L’incipit dell’articolo ci stava portando al largo del mare magno della Storia, ma rientriamo subito sull’evento oggetto di questo articolo. Infatti, in una cerimonia breve ma partecipata e sentita, con la puntuale presenza del Sindaco di Pompei Carmine Lo Sapio, nella torrida mattinata di ieri il Generale Gargano ha potuto restituire il mosaico a Pompei – ma anche al Mondo della Cultura – grazie all’opera del Nucleo Carabinieri della Tutela del Patrimonio Culturale, corpo invidiato da altre nazioni.

 

 

L’emblema – come detto, in finissimo mosaico vermiculatum – è un “pezzo” di straordinario valore, perché rappresenta una scena erotica suggestiva ma non esplicita: l’uomo disteso sul letto porge la mano alla amante che si accinge a sdraiarsi accanto, in una atmosfera complice e intima soffusa di colori caldi e tenui.

Nelle more di ulteriori analisi e studi, il pannello sarà esposto temporaneamente all’Antiquarium del Parco di Pompei al fine di consentirne, oltre che la conservazione e tutela, anche la pubblica fruizione, in attesa che la Città di Pompei abbia una sede degna per eventi di tal tipo.

La trafugazione, dunque, si svolse circa settanta anni or sono, in un’Italia sconfitta e smarrita. Ma non fu il solo oltraggio che gli Scavi di Pompei subirono in quel periodo, sia ad opera degli occupanti tedeschi che, poi, ad opera dei liberatori alleati, arrivati il 29 settembre del 1943 a liberare la Città di Pompei dopo avere superato il “confine” della Provincia di Salerno, a Scafati, lungo la storica SS N°18.

Amedeo Maiuri, l’insigne Pompeianista – che allora svolgeva con partecipe passione il ruolo di Soprintendente alle antichità della Campania e di altre aree geografiche del Mezzogiorno d’Italia, con sede prestigiosa nell’allora Museo Archeologico Nazionale d Napoli, in sigla oggi MANN – visse tali vicissitudini belliche con appassionato impegno di difesa a protezione del patrimonio archeologico a lui affidato e, in special modo, degli Scavi di Pompei.

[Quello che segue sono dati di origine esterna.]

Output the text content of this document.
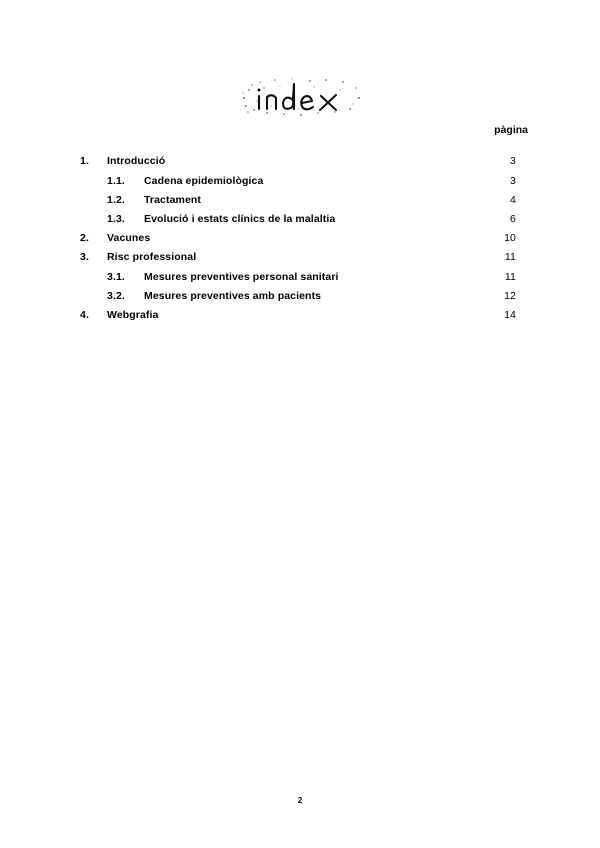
pàgina
1. Introducció	3
1.1. Cadena epidemiològica	3
1.2. Tractament	4
1.3. Evolució i estats clínics de la malaltia	6
2. Vacunes	10
3. Risc professional	11
3.1. Mesures preventives personal sanitari	11
3.2. Mesures preventives amb pacients	12
4. Webgrafia	14
2
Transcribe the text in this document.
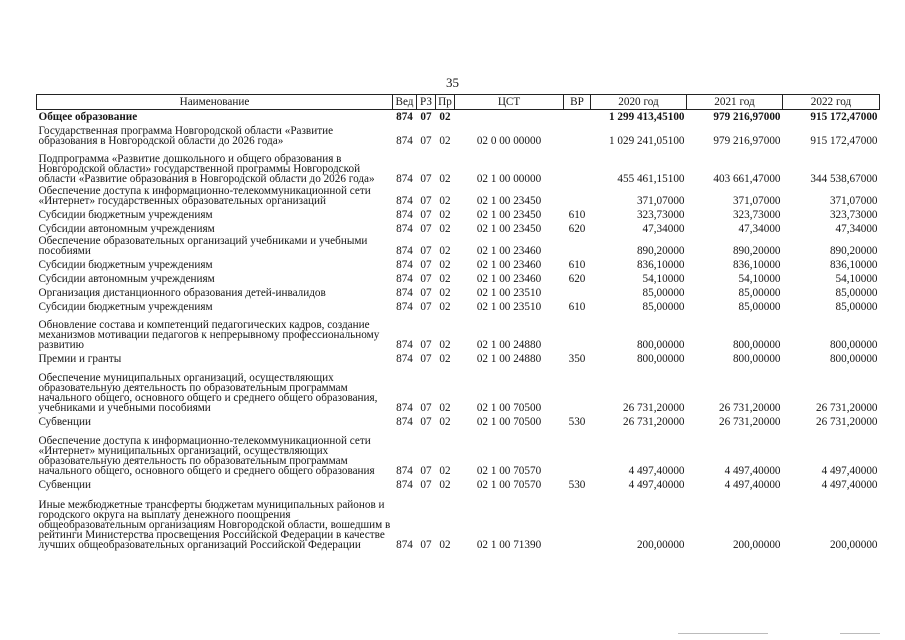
35
Наименование	Вед	РЗ	Пр	ЦСТ	ВР	2020 год	2021 год	2022 год
Общее образование	874	07	02			1 299 413,45100	979 216,97000	915 172,47000
Государственная программа Новгородской области «Развитие образования в Новгородской области до 2026 года»	874	07	02	02 0 00 00000		1 029 241,05100	979 216,97000	915 172,47000
Подпрограмма «Развитие дошкольного и общего образования в Новгородской области» государственной программы Новгородской области «Развитие образования в Новгородской области до 2026 года»	874	07	02	02 1 00 00000		455 461,15100	403 661,47000	344 538,67000
Обеспечение доступа к информационно-телекоммуникационной сети «Интернет» государственных образовательных организаций	874	07	02	02 1 00 23450		371,07000	371,07000	371,07000
Субсидии бюджетным учреждениям	874	07	02	02 1 00 23450	610	323,73000	323,73000	323,73000
Субсидии автономным учреждениям	874	07	02	02 1 00 23450	620	47,34000	47,34000	47,34000
Обеспечение образовательных организаций учебниками и учебными пособиями	874	07	02	02 1 00 23460		890,20000	890,20000	890,20000
Субсидии бюджетным учреждениям	874	07	02	02 1 00 23460	610	836,10000	836,10000	836,10000
Субсидии автономным учреждениям	874	07	02	02 1 00 23460	620	54,10000	54,10000	54,10000
Организация дистанционного образования детей-инвалидов	874	07	02	02 1 00 23510		85,00000	85,00000	85,00000
Субсидии бюджетным учреждениям	874	07	02	02 1 00 23510	610	85,00000	85,00000	85,00000
Обновление состава и компетенций педагогических кадров, создание механизмов мотивации педагогов к непрерывному профессиональному развитию	874	07	02	02 1 00 24880		800,00000	800,00000	800,00000
Премии и гранты	874	07	02	02 1 00 24880	350	800,00000	800,00000	800,00000
Обеспечение муниципальных организаций, осуществляющих образовательную деятельность по образовательным программам начального общего, основного общего и среднего общего образования, учебниками и учебными пособиями	874	07	02	02 1 00 70500		26 731,20000	26 731,20000	26 731,20000
Субвенции	874	07	02	02 1 00 70500	530	26 731,20000	26 731,20000	26 731,20000
Обеспечение доступа к информационно-телекоммуникационной сети «Интернет» муниципальных организаций, осуществляющих образовательную деятельность по образовательным программам начального общего, основного общего и среднего общего образования	874	07	02	02 1 00 70570		4 497,40000	4 497,40000	4 497,40000
Субвенции	874	07	02	02 1 00 70570	530	4 497,40000	4 497,40000	4 497,40000
Иные межбюджетные трансферты бюджетам муниципальных районов и городского округа на выплату денежного поощрения общеобразовательным организациям Новгородской области, вошедшим в рейтинги Министерства просвещения Российской Федерации в качестве лучших общеобразовательных организаций Российской Федерации	874	07	02	02 1 00 71390		200,00000	200,00000	200,00000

Ma si può immaginare che egli, Soprintendente che rappresentava un’Italia occupata e vinta due volte, non poteva fare molto con tali interlocutori occupanti: tedeschi in ritirata e americani in avanzata, belligeranti sul suolo italiano conteso.

E, a tal proposito, Amedeo Maiuri, con la sua prosa elegante e colta, poco tempo dopo, nel 1946, in un articolo avente titolo “Pompei e la Guerra” scrive: “Pompei (…) fu prima totalmente esposta alla rabbia dei vinti, (fu) poi lasciata alla sfuriata euforia e al saccheggio dei vincitori, che prelevavano i reperti come souvenir di guerra”.

Questo il quadro, desolante e insieme drammatico, in cui fu “prelevato” il mosaico oggi restituito.

Il fiore di oggi è davvero nato dal fango di ieri.